Mleko się jednak rozlało i nic tego nie zmieni. Nawet jeśli bym tego chciał, jesteś też w tym Ty. Nie myślałem o tym dostatecznie, kiedy postanowiłem zakończyć to, co było między nami. To było egoistyczne z mojej strony, że sam podjąłem decyzję o tym, "co było dla nas lepsze". Teraz wiem, że to wszystko, co myślałem, to jedno wielkie tchórzliwe pierdolenie. Skąd mogłem wiedzieć, co dla nas jest lepsze, skoro myślałem tylko o sobie i kierował mną lęk? Zdałem sobie z tego sprawę zaraz po Twoim wyjściu, po tym jak zamknęły się za Tobą drzwi, ale jeszcze długo nie pozwalałem tej myśli przebić się w mojej głowie, bo starałem się samego siebie przekonać, że miałem rację i postąpiłem słusznie. Teraz wiem, że byłem po prostu uparty i broniłem się przed wyrzutami sumienia. Teraz mam jednak jedynie wspomnienia, przed którymi staram się chronić dalej, rzucając się w wir pracy.
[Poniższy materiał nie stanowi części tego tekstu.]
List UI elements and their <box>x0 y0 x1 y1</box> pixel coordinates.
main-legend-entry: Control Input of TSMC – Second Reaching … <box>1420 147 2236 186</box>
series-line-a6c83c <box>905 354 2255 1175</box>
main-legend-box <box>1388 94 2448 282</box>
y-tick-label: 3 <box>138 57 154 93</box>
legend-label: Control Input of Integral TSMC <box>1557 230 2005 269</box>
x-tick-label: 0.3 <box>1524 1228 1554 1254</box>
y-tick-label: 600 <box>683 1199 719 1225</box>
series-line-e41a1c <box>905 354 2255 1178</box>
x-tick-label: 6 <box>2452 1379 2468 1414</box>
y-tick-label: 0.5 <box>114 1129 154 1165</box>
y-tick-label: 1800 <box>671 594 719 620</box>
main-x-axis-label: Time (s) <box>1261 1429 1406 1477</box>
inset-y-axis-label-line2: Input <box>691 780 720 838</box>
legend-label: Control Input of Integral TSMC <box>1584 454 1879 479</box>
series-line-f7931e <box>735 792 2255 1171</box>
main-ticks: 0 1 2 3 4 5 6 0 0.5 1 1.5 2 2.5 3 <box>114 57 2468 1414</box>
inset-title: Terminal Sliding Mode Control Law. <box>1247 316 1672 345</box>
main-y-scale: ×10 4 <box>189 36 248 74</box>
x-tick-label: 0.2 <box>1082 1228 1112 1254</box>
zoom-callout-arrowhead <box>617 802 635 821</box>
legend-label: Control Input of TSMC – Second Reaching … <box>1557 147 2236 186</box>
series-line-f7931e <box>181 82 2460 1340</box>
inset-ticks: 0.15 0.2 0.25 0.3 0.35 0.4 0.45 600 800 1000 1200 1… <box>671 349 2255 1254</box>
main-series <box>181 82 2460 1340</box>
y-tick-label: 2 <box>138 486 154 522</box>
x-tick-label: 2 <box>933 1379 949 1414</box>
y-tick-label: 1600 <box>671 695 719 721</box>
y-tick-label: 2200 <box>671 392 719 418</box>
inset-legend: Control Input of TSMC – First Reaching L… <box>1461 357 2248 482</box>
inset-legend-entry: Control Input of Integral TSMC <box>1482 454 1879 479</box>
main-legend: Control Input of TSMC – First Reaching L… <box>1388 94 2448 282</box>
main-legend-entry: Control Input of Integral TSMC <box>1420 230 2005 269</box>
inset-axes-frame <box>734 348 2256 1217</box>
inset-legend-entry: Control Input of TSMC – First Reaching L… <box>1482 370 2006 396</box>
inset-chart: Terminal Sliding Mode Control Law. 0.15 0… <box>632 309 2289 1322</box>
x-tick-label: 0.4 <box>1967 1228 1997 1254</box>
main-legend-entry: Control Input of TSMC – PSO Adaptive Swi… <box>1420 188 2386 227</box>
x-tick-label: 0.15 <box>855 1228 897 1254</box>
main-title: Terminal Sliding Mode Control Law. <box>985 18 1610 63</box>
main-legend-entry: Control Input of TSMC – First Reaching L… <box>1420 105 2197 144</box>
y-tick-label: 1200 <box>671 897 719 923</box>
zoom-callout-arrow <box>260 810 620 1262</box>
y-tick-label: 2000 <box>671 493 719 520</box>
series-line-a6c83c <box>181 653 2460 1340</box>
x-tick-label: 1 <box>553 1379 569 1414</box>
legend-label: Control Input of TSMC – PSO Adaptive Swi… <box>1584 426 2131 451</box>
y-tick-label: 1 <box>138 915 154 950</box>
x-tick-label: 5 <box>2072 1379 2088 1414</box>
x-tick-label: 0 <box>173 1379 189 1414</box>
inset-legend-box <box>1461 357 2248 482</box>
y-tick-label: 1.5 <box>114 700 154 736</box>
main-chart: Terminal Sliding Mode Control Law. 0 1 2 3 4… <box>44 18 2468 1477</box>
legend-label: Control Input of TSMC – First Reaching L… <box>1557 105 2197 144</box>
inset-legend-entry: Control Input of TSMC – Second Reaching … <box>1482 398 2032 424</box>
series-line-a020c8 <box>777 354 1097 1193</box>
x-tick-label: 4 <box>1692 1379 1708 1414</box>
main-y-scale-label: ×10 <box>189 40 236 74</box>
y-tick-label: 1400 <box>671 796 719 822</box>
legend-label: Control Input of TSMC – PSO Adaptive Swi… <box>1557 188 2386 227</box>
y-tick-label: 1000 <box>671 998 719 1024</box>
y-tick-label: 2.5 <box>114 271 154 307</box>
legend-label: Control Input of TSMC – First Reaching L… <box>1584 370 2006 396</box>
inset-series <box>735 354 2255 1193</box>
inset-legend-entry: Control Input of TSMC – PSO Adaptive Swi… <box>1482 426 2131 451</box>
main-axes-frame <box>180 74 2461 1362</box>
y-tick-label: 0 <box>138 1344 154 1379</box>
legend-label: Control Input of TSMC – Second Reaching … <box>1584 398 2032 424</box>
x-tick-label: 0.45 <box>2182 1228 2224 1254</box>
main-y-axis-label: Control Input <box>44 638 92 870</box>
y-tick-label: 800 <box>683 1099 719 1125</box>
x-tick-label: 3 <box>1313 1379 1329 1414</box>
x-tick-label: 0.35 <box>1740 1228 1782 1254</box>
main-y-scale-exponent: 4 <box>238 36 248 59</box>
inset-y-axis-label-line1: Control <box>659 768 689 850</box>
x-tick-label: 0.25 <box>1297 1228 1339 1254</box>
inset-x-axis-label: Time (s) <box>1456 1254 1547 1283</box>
Udaję, że jedynie w ten sposób jestem w stanie żyć, ale to sprawia mi jedynie więcej bólu. Żadnych słów rzuconych mimochodem nie żałuję tak bardzo, jak tego cholernego stwierdzenia, że praca to moja żona.

To niewiele zmieni w Twoim życiu, że czegokolwiek żałuję. Nie wiem, czy chciałbym, żeby cokolwiek zmieniało. Niczego nie oczekuję, przynajmniej nie od Ciebie. Nie czuj się zobowiązana do odpowiedzi. Być może to kolejna, ostatnia, egoistyczna rzecz, którą robię wobec Ciebie. 

Chciałbym jednak, żebyś wiedziała, że byłaś moją drugą połówką jabłka. Drugą połową mojej duszy, żyjącą w innym ciele. Moim dopełnieniem. Najmądrzejszą, najwrażliwszą i najpiękniejszą kobietą jaką poznałem. Osobą, za którą będę tęsknić do końca życia. Osobą, przy której czułem, że wreszcie jestem pełny, wreszcie jestem prawdziwym sobą. Cieszę się, że mogłem Cię spotkać i najbardziej na świecie żałuję, że Cię straciłem, bo największym szczęściem jakie miałem, było właśnie poznanie Ciebie. Jesteś osobą, z którą chciałbym leżeć w trawie w słoneczny dzień i wpatrywać się w niebo. Tą, z którą chciałbym leżeć w namiocie w deszczowy dzień i z fascynacją obserwować krople spływające po materiale i słuchać ich bębnienia. Tą, z którą mógłbym znaleźć się pośrodku niczego w oceanie lub na pustyni, daleko od cywilizacji i wciąż czułbym spokój, bo miałbym Ciebie u boku.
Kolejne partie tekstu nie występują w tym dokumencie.